The Allen Institute for AI (AI2), the division within the nonprofit Allen Institute focused on machine learning research, today published its work on an AI system, called Unified-IO, that it claims is among the first to perform a “large and diverse” set of AI tasks. Unified-IO can process and create images, text, and other structured data, a feat that the research team behind it says is a step toward building capable, unified general-purpose AI systems.

“We are interested in building task-agnostic [AI systems], which can enable practitioners to train [machine learning] models for new tasks with little to no knowledge of the underlying machinery,” Jaisen Lu, a research scientist at AI2 who worked on Unified-IO, told TechCrunch via email. “Such unified architectures alleviate the need for task-specific parameters and system modifications, can be jointly trained to perform a large variety of tasks, and can share knowledge across tasks to boost performance.”

AI2’s early efforts in building unified AI systems led to GPV-1 and GPV-2, two general-purpose, “vision-language” systems that supported a handful of workloads including captioning images and answering questions. Unified-IO required going back to the drawing board, according to Lu, and designing a new model from the ground up.

Unified-IO shares characteristics in common with OpenAI’s GPT-3 in the sense that it’s a “Transformer.” Dating back to 2017, the Transformer has become the architecture of choice for complex reasoning tasks, demonstrating an aptitude for summarizing documents, generating music, classifying objects in images and analyzing protein sequences.

Like all AI systems, Unified-IO learned by example, ingesting billions of words, images, and more in the form of tokens. These tokens served to represent data in a way Unified-IO could understand.

Unified-IO can generate images given a brief description.

“The natural language processing (NLP) community has been very successful at building unified [AI systems] that support many different tasks, since many NLP tasks can be homogeneously represented — words as input and words as output. But the nature and diversity of computer vision tasks has meant that multitask models in the past have been limited to a small set of tasks, and mostly tasks that produce language outputs (answer a question, caption an image, etc.),” Chris Clark, who collaborated with Lu on Unified-IO at AI2, told TechCrunch in an email. “Unified-IO demonstrates that by converting a range of diverse structured outputs like images, binary masks, bounding boxes, sets of keypoints, grayscale maps, and more into homogenous sequences of tokens, we can model a host of classical computer vision tasks very similar to how we model tasks in NLP.”

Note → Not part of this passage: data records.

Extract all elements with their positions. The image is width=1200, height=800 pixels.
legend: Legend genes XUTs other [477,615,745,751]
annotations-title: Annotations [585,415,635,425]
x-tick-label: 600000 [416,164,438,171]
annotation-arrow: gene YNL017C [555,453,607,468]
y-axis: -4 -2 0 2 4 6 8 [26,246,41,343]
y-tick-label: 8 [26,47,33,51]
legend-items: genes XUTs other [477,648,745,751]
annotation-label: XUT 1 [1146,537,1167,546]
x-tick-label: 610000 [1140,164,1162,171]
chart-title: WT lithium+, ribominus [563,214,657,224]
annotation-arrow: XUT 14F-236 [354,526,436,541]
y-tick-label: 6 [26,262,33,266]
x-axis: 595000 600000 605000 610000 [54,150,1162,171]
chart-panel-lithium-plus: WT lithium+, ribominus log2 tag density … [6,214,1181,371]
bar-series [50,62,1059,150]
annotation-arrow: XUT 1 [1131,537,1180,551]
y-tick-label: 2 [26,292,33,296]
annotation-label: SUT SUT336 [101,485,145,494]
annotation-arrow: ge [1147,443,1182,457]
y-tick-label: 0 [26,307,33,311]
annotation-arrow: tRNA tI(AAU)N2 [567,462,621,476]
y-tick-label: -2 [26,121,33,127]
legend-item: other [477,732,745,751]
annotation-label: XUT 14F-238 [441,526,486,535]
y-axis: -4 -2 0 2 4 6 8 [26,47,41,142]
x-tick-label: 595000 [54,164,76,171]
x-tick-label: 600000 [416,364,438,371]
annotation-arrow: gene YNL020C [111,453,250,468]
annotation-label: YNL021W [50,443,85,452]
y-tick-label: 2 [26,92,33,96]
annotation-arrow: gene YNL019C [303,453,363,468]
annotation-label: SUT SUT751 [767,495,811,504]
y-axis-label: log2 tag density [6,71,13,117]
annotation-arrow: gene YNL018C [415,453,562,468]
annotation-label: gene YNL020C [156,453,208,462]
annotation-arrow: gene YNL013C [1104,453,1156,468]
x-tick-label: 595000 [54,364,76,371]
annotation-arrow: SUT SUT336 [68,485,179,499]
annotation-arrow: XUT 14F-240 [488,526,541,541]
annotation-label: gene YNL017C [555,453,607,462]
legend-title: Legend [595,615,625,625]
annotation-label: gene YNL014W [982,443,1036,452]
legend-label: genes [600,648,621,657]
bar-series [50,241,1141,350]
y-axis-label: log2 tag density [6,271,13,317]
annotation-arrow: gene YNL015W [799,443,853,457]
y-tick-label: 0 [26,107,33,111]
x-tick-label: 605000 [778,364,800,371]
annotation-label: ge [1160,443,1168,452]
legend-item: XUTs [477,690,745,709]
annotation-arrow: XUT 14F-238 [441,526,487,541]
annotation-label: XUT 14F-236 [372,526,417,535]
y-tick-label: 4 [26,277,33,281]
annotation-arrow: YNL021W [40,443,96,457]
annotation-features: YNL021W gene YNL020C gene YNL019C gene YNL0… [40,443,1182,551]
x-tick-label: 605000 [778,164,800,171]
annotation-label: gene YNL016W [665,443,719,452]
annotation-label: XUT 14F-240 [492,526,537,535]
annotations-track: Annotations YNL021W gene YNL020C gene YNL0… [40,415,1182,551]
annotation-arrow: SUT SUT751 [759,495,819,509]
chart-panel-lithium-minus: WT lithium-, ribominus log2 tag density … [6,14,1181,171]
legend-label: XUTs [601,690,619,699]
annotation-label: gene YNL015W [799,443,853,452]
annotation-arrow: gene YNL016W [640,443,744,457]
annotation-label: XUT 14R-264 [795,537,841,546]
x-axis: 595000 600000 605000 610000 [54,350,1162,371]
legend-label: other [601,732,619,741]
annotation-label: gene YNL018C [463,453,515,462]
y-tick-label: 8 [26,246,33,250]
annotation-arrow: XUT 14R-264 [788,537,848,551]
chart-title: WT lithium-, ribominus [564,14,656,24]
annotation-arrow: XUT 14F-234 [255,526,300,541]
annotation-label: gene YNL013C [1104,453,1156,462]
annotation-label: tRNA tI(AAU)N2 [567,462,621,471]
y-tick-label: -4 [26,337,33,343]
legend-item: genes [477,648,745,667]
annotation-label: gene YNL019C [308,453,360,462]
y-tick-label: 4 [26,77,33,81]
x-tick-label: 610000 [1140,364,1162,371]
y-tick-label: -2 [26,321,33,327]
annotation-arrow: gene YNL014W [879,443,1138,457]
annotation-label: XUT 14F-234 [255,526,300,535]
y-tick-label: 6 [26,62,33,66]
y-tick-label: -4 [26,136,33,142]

Unlike some systems, Unified-IO can’t analyze or create videos and audio — a limitation of the model “from a modality perspective,” Clark explained. But among the tasks Unified-IO can complete are generating images, detecting objects within images, estimating depth, paraphrasing documents, and highlighting specific regions within photos.

“This has huge implications to computer vision, since it begins to treat modalities as diverse as images, masks, language, and bounding boxes as simply sequences of tokens — akin to language,” Clark added. “Furthermore, unification at this scale can now open the doors to new avenues in computer vision like massive unified pre-training, knowledge transfer across tasks, few-shot learning, and more.”

Matthew Guzdial, an assistant professor of computing science at the University of Alberta who wasn’t involved with AI2’s research, was reluctant to call Unified-IO a breakthrough. He noted that the system is comparable to DeepMind’s recently detailed Gato, a single model that can perform over 600 tasks from playing games to controlling robots.

“The difference [between Unified-IO and Gato] is obviously that it’s a different set of tasks, but also that these tasks are largely much more usable. By that I mean there’s clear, current use cases for the things that this Unified-IO network can do, whereas Gato could mostly just play games. This does make it more likely that Unified-IO or some model like it will actually impact people’s lives in terms of potential products and services,” Guzdial said. “My only concern is that while the demo is flashy, there’s no notion of how well it does at these tasks compared to models trained on these individual tasks separately. Given how Gato underperformed models trained on the individual tasks, I expect the same thing will be true here.”

Unified-IO

Unified-IO can also segment images, even with challenging lightening.

Nevertheless, the AI2 researchers consider Unified-IO a strong foundation for future work. They plan to improve the efficiency of the system while adding support for more modalities, like audio and video, and scaling it up to improve performance.

“Recent works such as Imagen and DALL-E 2 have shown that given enough training data, models … can be trained to produce very impressive results. Yet, these models only support one task,” Clark said. “Unified-IO can enable us to train massive scale multitask models. Our hypothesis is that scaling up the data and model size tremendously will produce vastly better results.”